On Sunday, June 14, I read an article in the Sunday Times Online (UK), “Afghan Villagers Slain As They Took Cover,” describing the results of a 2,000-pound bomb dropped by a US B1 bomber in Afghanistan’s Farah Province on May 4. Estimates of number of civilians killed (murdered) range from Afghan officials’ figure of 140 to US officials’ acknowledgment of no more than 30. Whatever the number, the article reported that in Iraq during the Bush Administration, 30 civilian deaths (murders) were considered acceptable for each attack on a “high-value” target, but that under the Obama Administration the acceptable number has dropped to a single digit. Well, isn’t that wonderful!

I have not eaten in the 24 hours since I read the article, as I temporarily lost my appetite. The audacity, the arrogance, the insensitivity, the stupidity, the criminality, the barbarity of US Americans knows no limits.

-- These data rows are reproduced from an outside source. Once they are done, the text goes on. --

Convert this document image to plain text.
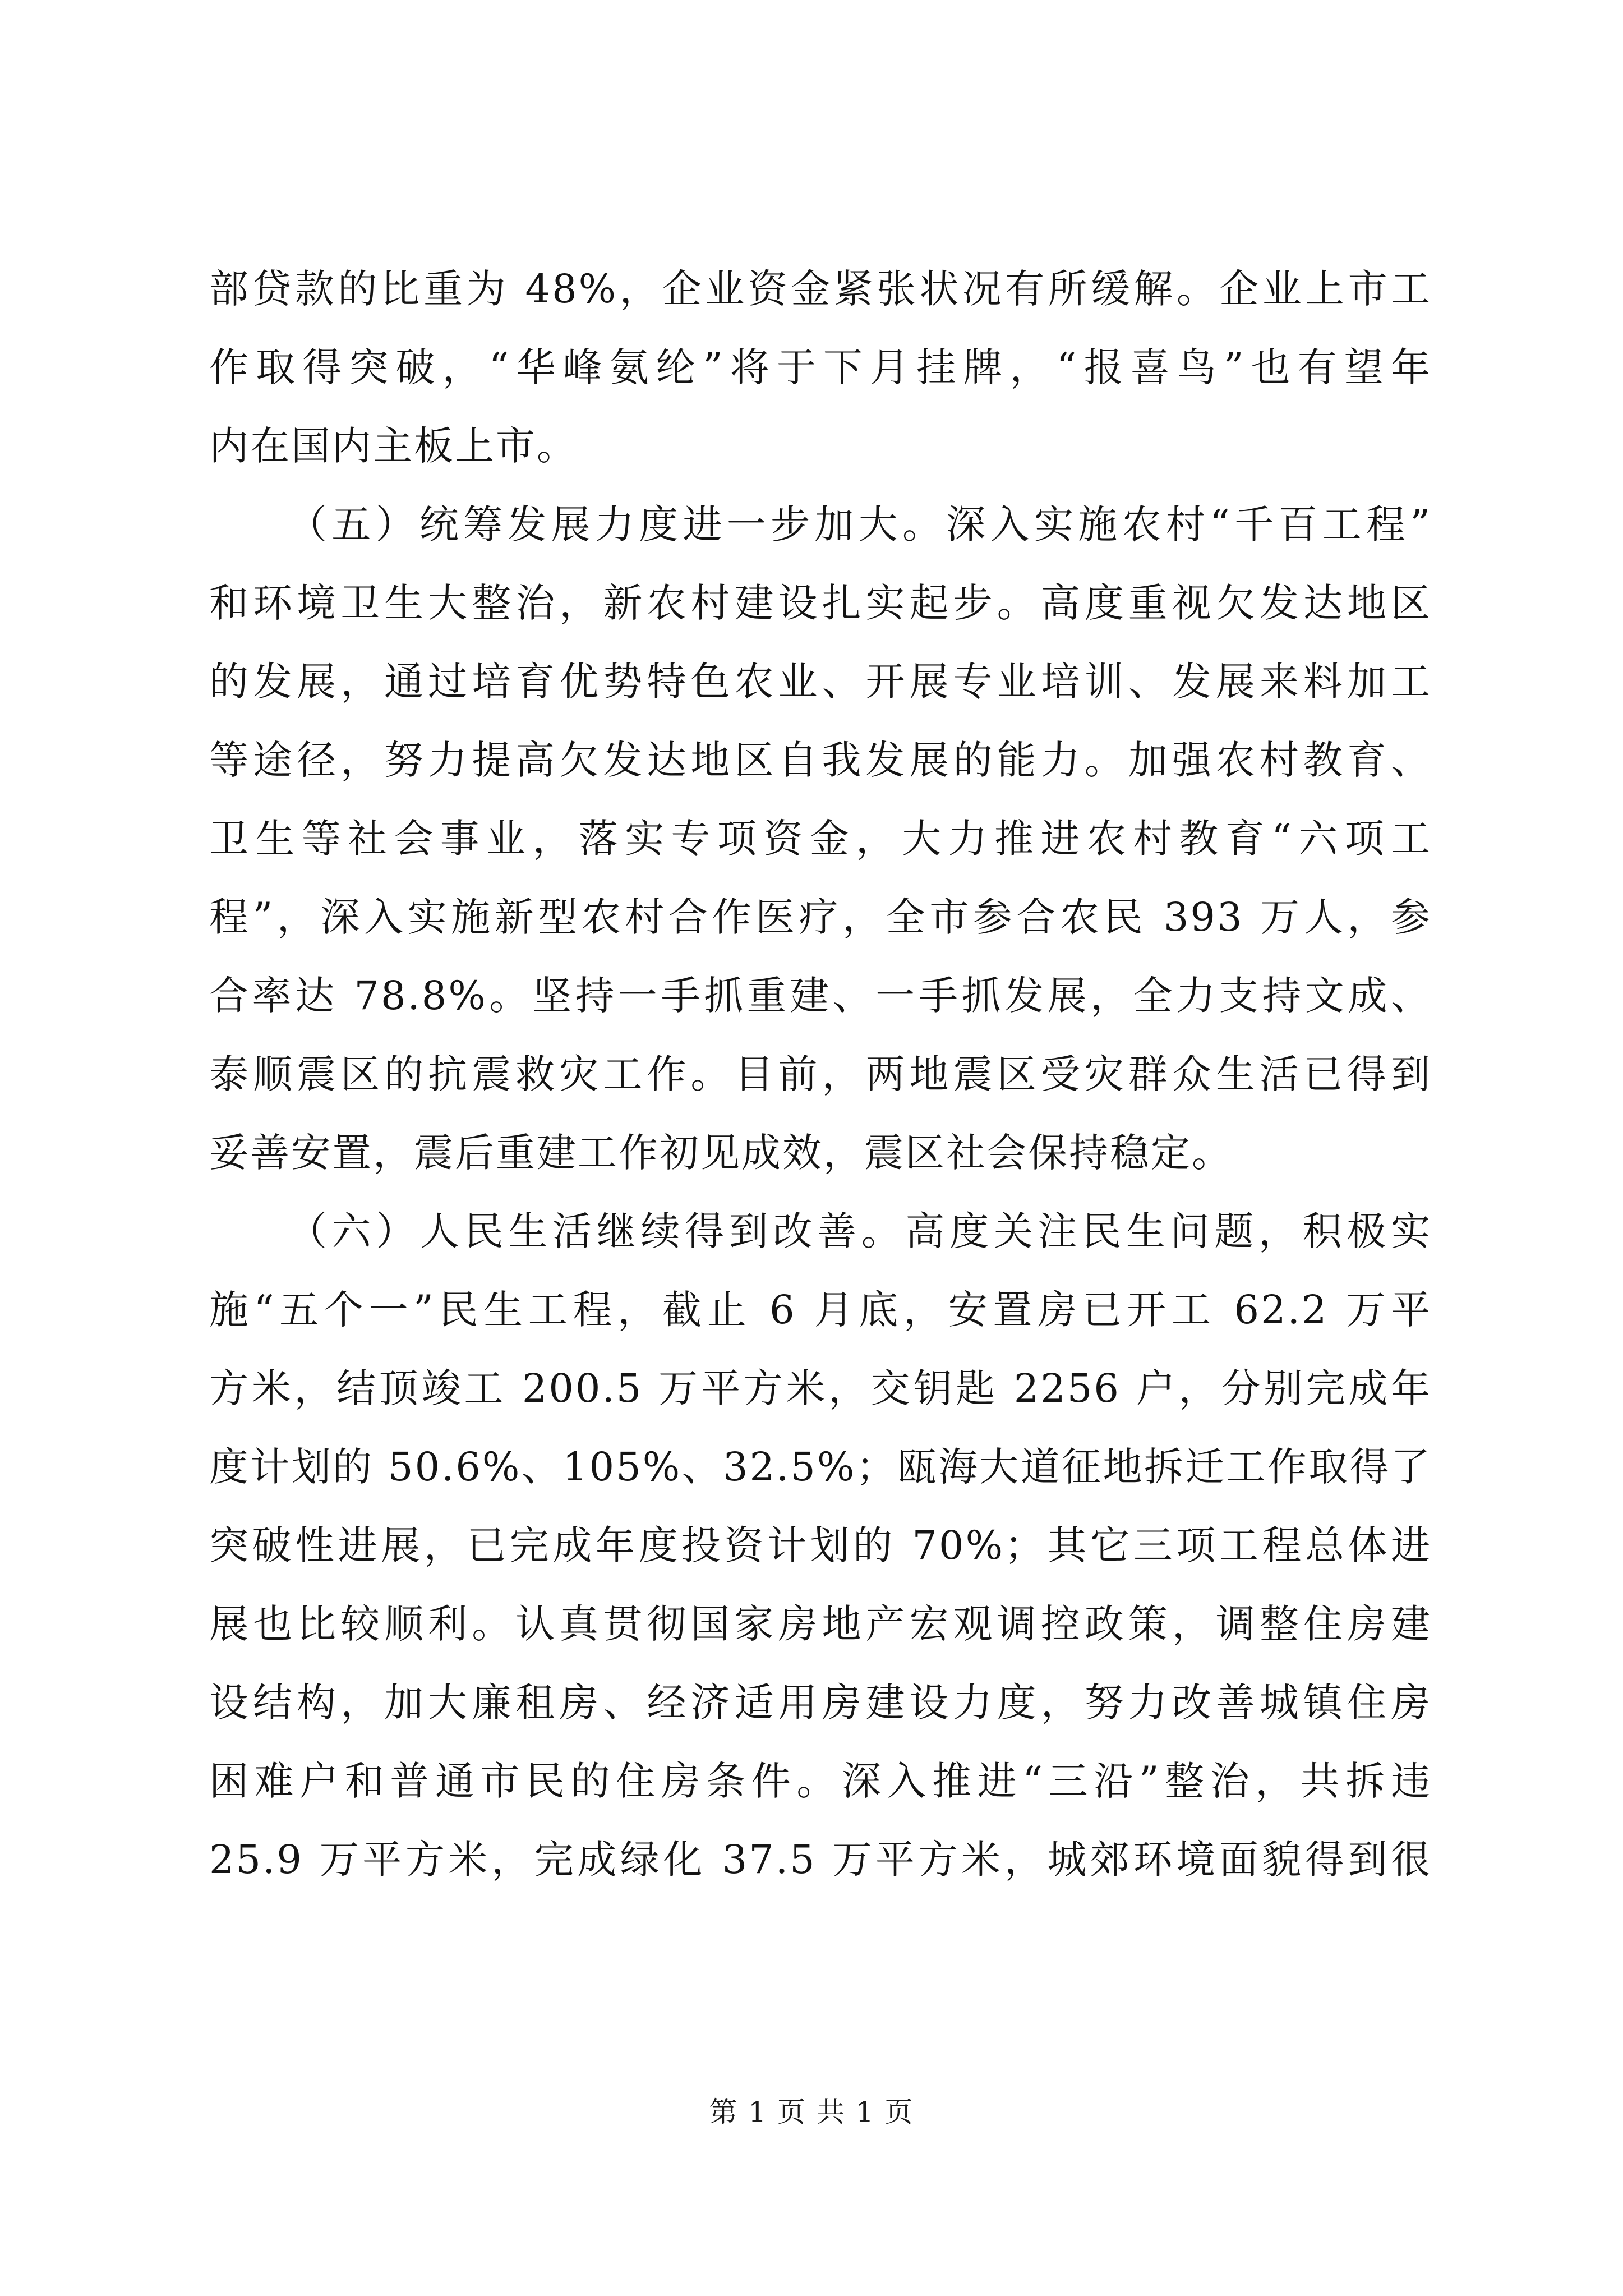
部贷款的比重为 48%，企业资金紧张状况有所缓解。企业上市工
作取得突破，“华峰氨纶”将于下月挂牌，“报喜鸟”也有望年
内在国内主板上市。
（五）统筹发展力度进一步加大。深入实施农村“千百工程”
和环境卫生大整治，新农村建设扎实起步。高度重视欠发达地区
的发展，通过培育优势特色农业、开展专业培训、发展来料加工
等途径，努力提高欠发达地区自我发展的能力。加强农村教育、
卫生等社会事业，落实专项资金，大力推进农村教育“六项工
程”，深入实施新型农村合作医疗，全市参合农民 393 万人，参
合率达 78.8%。坚持一手抓重建、一手抓发展，全力支持文成、
泰顺震区的抗震救灾工作。目前，两地震区受灾群众生活已得到
妥善安置，震后重建工作初见成效，震区社会保持稳定。
（六）人民生活继续得到改善。高度关注民生问题，积极实
施“五个一”民生工程，截止 6 月底，安置房已开工 62.2 万平
方米，结顶竣工 200.5 万平方米，交钥匙 2256 户，分别完成年
度计划的 50.6%、105%、32.5%；瓯海大道征地拆迁工作取得了
突破性进展，已完成年度投资计划的 70%；其它三项工程总体进
展也比较顺利。认真贯彻国家房地产宏观调控政策，调整住房建
设结构，加大廉租房、经济适用房建设力度，努力改善城镇住房
困难户和普通市民的住房条件。深入推进“三沿”整治，共拆违
25.9 万平方米，完成绿化 37.5 万平方米，城郊环境面貌得到很
第 1 页 共 1 页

And that applies to every member of the Obama administration, including the President himself, to every member of the House of Representatives and the US Senate, and to every US citizen that can ignore these murders and continue on with their lives, business as usual.

That such behavior will sooner or later blow back into our own faces is just not conceived. And that the people murdered in this bombing, or any bombing, are just as precious and sacred as you or I is not felt, not even seriously considered. In trying to make sense of this, I have to keep in mind that this has been the US cultural ethos since our country’s origins. After all, we slaughtered native Indigenous peoples in great numbers in order to steal their land — this is what US historian Richard Drinnon describes as the “defining and enabling experience of the republic.”

We are overdue for an authentic “American Revolution” that directly confronts the Eurocentric class structure based on oligarchy and plutocracy and institutes real justice as a basis for sustainable security for everyone. As Martin Luther King, Jr. said, “An injustice anywhere is a threat to justice everywhere.” Unfortunately, it seems that our addiction to money and power absolutely precludes justice, and therefore absolutely prevents peace. The US political economy thrives on war, and so this is where we are stuck. It need not be this way; a revolution of our national consciousness can create a new ethos.